I bit my lip. “I’m sorry if I messed things up with Taylor.”
“Taylor? Not much to mess up. We were just larkin’ about.”
I put my palm to my face and took a few deep breaths to stop myself screaming in frustration.
“Karen?”
Not now. I wasn’t going to tell him now, when I was hungover and humiliated and a mess.
“I’m fine,” I told him. “Just exhausted. I think I’ll sleep some more. You didn’t want to rehearse tonight or anything, did you?”
“Nah. A friend from back home’s crashing.”
When I’d hung up, I lay there and planned it out. Tomorrow morning, first thing, I’d get a cab over to his apartment and tell him. Simple and direct and to his face, and he’d react how he’d react.
I was done playing games; tomorrow, everything would change.
***
The next morning brought snow, the last gasp of winter before it handed over to spring. It wasn’t heavy, but it took everyone by surprise and between that and it being early on Sunday morning, cabs were thin on the ground.
That didn’t stop me, though. A glacier that split the city in two wouldn’t have stopped me.
I pressed the buzzer for Connor’s apartment, only to find it didn’t work and probably hadn’t since he’d moved in. Now I knew why he’d come down to meet me, when we rehearsed there.
Luckily, the main door’s lock was as broken as the buzzer.

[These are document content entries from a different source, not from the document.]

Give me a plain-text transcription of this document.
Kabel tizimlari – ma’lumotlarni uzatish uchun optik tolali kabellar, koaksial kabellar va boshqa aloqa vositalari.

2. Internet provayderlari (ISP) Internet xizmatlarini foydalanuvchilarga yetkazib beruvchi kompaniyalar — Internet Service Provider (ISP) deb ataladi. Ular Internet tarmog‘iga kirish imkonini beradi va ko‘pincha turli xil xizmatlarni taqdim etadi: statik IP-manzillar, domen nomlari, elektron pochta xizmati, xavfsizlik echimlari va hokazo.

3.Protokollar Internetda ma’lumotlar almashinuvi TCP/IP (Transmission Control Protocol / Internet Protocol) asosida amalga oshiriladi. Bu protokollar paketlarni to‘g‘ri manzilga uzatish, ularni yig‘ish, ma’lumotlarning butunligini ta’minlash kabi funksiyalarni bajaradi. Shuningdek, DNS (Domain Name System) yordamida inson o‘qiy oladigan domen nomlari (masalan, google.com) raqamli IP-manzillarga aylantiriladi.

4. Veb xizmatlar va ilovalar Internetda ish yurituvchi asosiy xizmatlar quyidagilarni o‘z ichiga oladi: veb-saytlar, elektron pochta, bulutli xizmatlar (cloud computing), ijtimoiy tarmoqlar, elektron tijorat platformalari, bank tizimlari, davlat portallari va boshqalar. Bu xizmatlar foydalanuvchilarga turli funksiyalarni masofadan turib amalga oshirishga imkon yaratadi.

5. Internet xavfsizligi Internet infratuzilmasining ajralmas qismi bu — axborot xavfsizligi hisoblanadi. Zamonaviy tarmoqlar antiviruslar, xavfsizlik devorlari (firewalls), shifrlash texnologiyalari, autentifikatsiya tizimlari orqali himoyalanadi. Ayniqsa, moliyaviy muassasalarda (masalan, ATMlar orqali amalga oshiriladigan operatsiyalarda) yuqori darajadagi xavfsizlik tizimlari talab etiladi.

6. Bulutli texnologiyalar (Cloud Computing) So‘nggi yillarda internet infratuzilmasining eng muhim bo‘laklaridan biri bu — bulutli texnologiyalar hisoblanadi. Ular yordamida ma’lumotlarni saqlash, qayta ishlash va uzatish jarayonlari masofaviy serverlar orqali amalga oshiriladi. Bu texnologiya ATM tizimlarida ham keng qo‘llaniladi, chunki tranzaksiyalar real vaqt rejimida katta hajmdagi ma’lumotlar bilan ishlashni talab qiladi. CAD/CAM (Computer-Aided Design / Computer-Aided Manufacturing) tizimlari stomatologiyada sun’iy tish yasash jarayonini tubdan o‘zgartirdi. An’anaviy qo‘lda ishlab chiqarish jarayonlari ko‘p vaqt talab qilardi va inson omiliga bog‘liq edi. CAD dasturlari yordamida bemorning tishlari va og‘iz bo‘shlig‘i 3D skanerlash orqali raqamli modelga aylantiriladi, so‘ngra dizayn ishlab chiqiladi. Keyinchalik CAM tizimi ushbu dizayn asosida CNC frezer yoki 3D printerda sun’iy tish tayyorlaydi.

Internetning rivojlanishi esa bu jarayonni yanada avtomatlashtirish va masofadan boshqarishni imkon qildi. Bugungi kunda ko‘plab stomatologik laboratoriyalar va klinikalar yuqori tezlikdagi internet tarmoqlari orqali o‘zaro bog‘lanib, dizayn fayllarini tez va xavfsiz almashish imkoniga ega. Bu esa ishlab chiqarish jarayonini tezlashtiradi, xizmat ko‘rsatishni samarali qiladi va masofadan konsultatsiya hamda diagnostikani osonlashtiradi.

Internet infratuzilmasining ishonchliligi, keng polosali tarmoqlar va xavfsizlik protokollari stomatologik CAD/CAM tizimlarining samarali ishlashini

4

I trudged up the five flights of stairs, glad that at least I wasn’t carrying my cello this time, and stood outside his door for a second to get my breath back. There was a chance he wouldn’t be there, since I hadn’t called first. But who went out before nine on a Sunday morning?
I knocked, and my heart started pounding. I went through it again and again in my head, just as I had backstage at the bar when I’d asked for his help.
I have to tell you something. I have to tell you that—
A thin-faced woman with ruler-straight hair opened the door. For a second, I tried to tell myself that I’d got the wrong apartment, but I recognized her from her photo.